Second, choose an outsider. The last two police chiefs — including the current interim police Chief Jim Pugel — came from within the Seattle Police Department. But proximity breeds familiarity, and that same familiarity makes it hard to make the tough choices that meaningful reform requires.
For instance, the federal monitor’s most recent report describes a “struggle” at the department’s “upper command level for control” over how it would comply with the consent decree. The same leadership that’s dragging its feet over complying with the decree can’t be expected to produce the next police chief.
While most leaders within the department are great officers, complying with the consent decree requires innovation, not stagnation. Few organizations can maintain a sense of innovation and excellence when the same individuals remain in control of the levers of power. Our police department is no different.
Interim Chief Pugel deserves credit for making several tough decisions necessary to implement reform. In particular, Pugel’s decision to demote two assistant chiefs has sent a strong message, both internally and externally, that change is inevitable.
But systemic and deep reform will ultimately fall short as long as the chief is hobbled by ties to internal constituencies that have resisted change.
It’s simply time for fresh blood at the top.
And third, whomever Mayor-elect Murray chooses, we hope that person understands and embraces procedural justice. Procedural justice acknowledges that our criminal justice system can’t work if communities aren’t cooperating with law enforcement to keep order. But before any meaningful cooperation can occur, officers must be seen as legitimate actors in their neighborhoods.
A police chief concerned about procedural justice won’t define success simply by whether crime has dropped, but also by whether police officers are showing respect for the citizens they are sworn to protect, including arrestees.
For instance, curious bystanders who wish to observe their police officers in public shouldn’t be threatened with arrest under the obstruction statute. Broadly, the chief should implement a new training system on legitimacy throughout the force — similar to trainings conducted in Chicago — and reinvigorate and organize neighborhood and minority advisory councils.
Fostering cooperation between law enforcement and communities is the difference between a well-functioning police force and a dysfunctional one.
Murray has a big decision ahead of him.
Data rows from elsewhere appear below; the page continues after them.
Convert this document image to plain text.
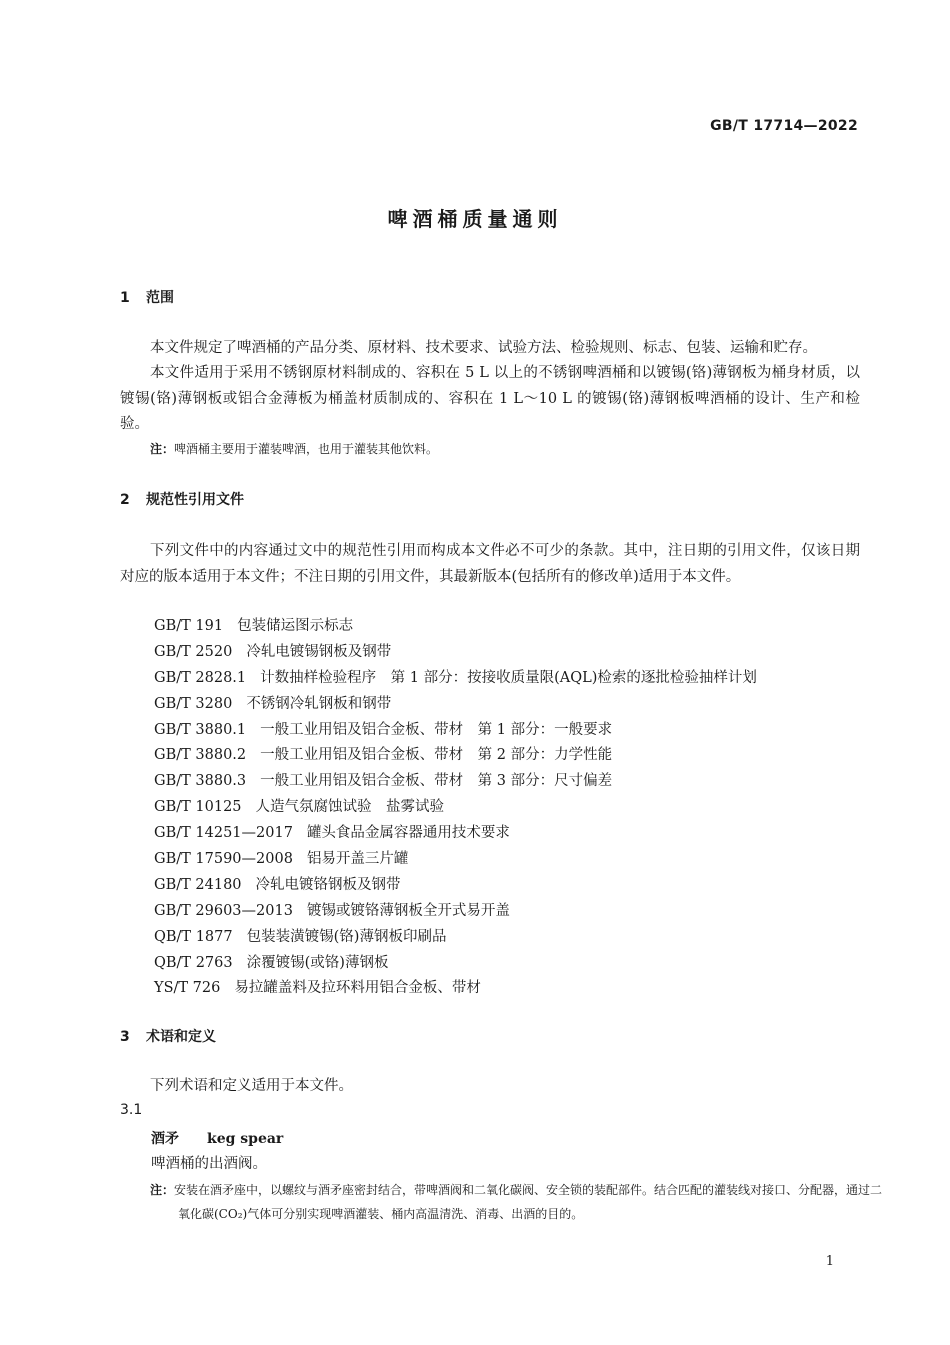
GB/T 17714—2022
啤酒桶质量通则
1 范围

本文件规定了啤酒桶的产品分类、原材料、技术要求、试验方法、检验规则、标志、包装、运输和贮存。

本文件适用于采用不锈钢原材料制成的、容积在 5 L 以上的不锈钢啤酒桶和以镀锡(铬)薄钢板为桶身材质，以镀锡(铬)薄钢板或铝合金薄板为桶盖材质制成的、容积在 1 L～10 L 的镀锡(铬)薄钢板啤酒桶的设计、生产和检验。

注：啤酒桶主要用于灌装啤酒，也用于灌装其他饮料。

2 规范性引用文件

下列文件中的内容通过文中的规范性引用而构成本文件必不可少的条款。其中，注日期的引用文件，仅该日期对应的版本适用于本文件；不注日期的引用文件，其最新版本(包括所有的修改单)适用于本文件。

GB/T 191 包装储运图示标志
GB/T 2520 冷轧电镀锡钢板及钢带
GB/T 2828.1 计数抽样检验程序　第 1 部分：按接收质量限(AQL)检索的逐批检验抽样计划
GB/T 3280 不锈钢冷轧钢板和钢带
GB/T 3880.1 一般工业用铝及铝合金板、带材　第 1 部分：一般要求
GB/T 3880.2 一般工业用铝及铝合金板、带材　第 2 部分：力学性能
GB/T 3880.3 一般工业用铝及铝合金板、带材　第 3 部分：尺寸偏差
GB/T 10125 人造气氛腐蚀试验　盐雾试验
GB/T 14251—2017 罐头食品金属容器通用技术要求
GB/T 17590—2008 铝易开盖三片罐
GB/T 24180 冷轧电镀铬钢板及钢带
GB/T 29603—2013 镀锡或镀铬薄钢板全开式易开盖
QB/T 1877 包装装潢镀锡(铬)薄钢板印刷品
QB/T 2763 涂覆镀锡(或铬)薄钢板
YS/T 726 易拉罐盖料及拉环料用铝合金板、带材
3 术语和定义

下列术语和定义适用于本文件。

3.1

酒矛 keg spear

啤酒桶的出酒阀。

注：安装在酒矛座中，以螺纹与酒矛座密封结合，带啤酒阀和二氧化碳阀、安全锁的装配部件。结合匹配的灌装线对接口、分配器，通过二氧化碳(CO₂)气体可分别实现啤酒灌装、桶内高温清洗、消毒、出酒的目的。

1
We hope that he chooses someone who sees civilian oversight as an opportunity to highlight accountability, rather than an inconvenient obstacle to overcome. We also hope it’s someone who wants to proactively engage the Justice Department, not bicker with it.
Most important, we hope Seattle’s next police chief is someone who can win back the hearts and minds of the communities the department polices.
David A. Perez is a constitutional law attorney in Seattle. Maurice Classen, a former King County deputy prosecutor, is a program officer with the MacArthur Foundation. The views expressed are their own.